Rachel Barron comes to visit Anjl in her studio and gets a great interview from behind the scenes of the muralist’s life and artistic beginnings.
Huge neon tigers, mermaids spanning half a city block; if you’ve ever walked past vibrant murals of jungle cats, elephants, or warrior women blanketing Bushwick and other parts of the city, you’ve likely seen the work of one Kristin Doeblin, known by her artist name ANJL.
The name was the artist’s college nickname and serves as a tag for many of her murals, though the letters frequently stand on their own, taking up an entire building wall. Doeblin was recently featured in a New York Times article about her graffiti workshop with actress Danielle MacDonald, but she’s been an integral member of the Brooklyn arts community for over a decade.
A graffiti artist and muralist from Wichita, Kansas, Doeblin has done B-girl (breakdance girls) battles almost her entire life. Back in the U.S., the artist recalls traveling from her college town of Lawrence to Kansas City to throw down in B-girl battles.
She became immersed in a group of female artists and found herself in the company of B-girls (breakdance girls), while studying abroad in Hong Kong. Breakdance, along with hip-hop and street culture, forms the backbone of Doeblin’s aesthetic.
Though she’s not as involved with B-girling these days, she’s obsessed with Brazilian jiu jitsu, and very often trains with men. Her healthy love of fighting, coupled with a thirst for expression, strongly informs Doeblin’s art form. A number of her paintings feature strong women, like the main character Yu Shu Lien from “Crouching Tiger, Hidden Dragon”; many others depict fierce wild animals, like lions and tigers.
The idea of a graffiti artist moving over to canvas is nothing new—artists like Banksy, Jean-Michel Basquiat, and Keith Haring started out painting walls across New York City, and are now widely celebrated for their body of work. However, the idea of a female graffiti artist hasn’t yet reached the mainstream. In a genre of art like graffiti, which is already stigmatized due to its affiliation with gang culture and delinquency, women encounter a twofold challenge.
Doeblin said that female graffiti artists “don’t have the same amount of promotion as, I guess, your typical male counterparts.” In addition, when it comes to creating murals and graffiti as a woman, “people might expect that you’ll do certain work and things like that for free.” She often feels that people don’t validate her as an artist. However, she’s noticed a major uptick in the number of female graffiti artists in recent years. “It’s great to have some strong female representation and support from women that have been doing it for so long, especially in graffiti,” she remarked.
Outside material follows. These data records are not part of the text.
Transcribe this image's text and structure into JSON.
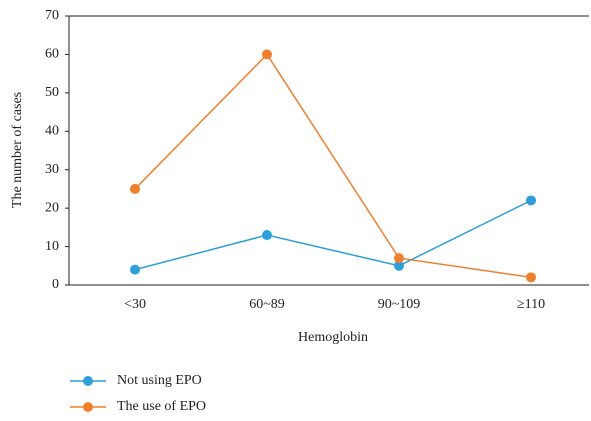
{
  "chart_data": {
    "type": "line",
    "x_label": "Hemoglobin",
    "y_label": "The number of cases",
    "categories": [
      "<30",
      "60~89",
      "90~109",
      "≥110"
    ],
    "series": [
      {
        "name": "Not using EPO",
        "color": "#2e9fd8",
        "values": [
          4,
          13,
          5,
          22
        ]
      },
      {
        "name": "The use of EPO",
        "color": "#f07f2e",
        "values": [
          25,
          60,
          7,
          2
        ]
      }
    ],
    "ylim": [
      0,
      70
    ],
    "yticks": [
      0,
      10,
      20,
      30,
      40,
      50,
      60,
      70
    ],
    "grid": false,
    "legend": "bottom-left"
  }
}
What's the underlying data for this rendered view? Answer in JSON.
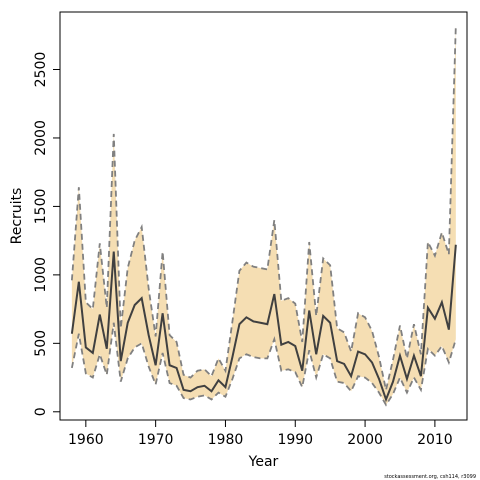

When she first came to New York City in 2006, she found the ultimate artists’ community in a place called 5Pointz, an industrial building that served as a “graffiti mecca” for artists in Long Island City, Queens. The owner of the building sold the property in 2014 to make way for condominiums, whitewashing the walls of the building and failing to inform the artists involved. The loss of 5Pointz had a devastating impact on the local graffiti community, and though Doeblin didn’t have a studio in the space, it had a huge effect on her, “When 5Pointz went a few years ago, it was really hard.”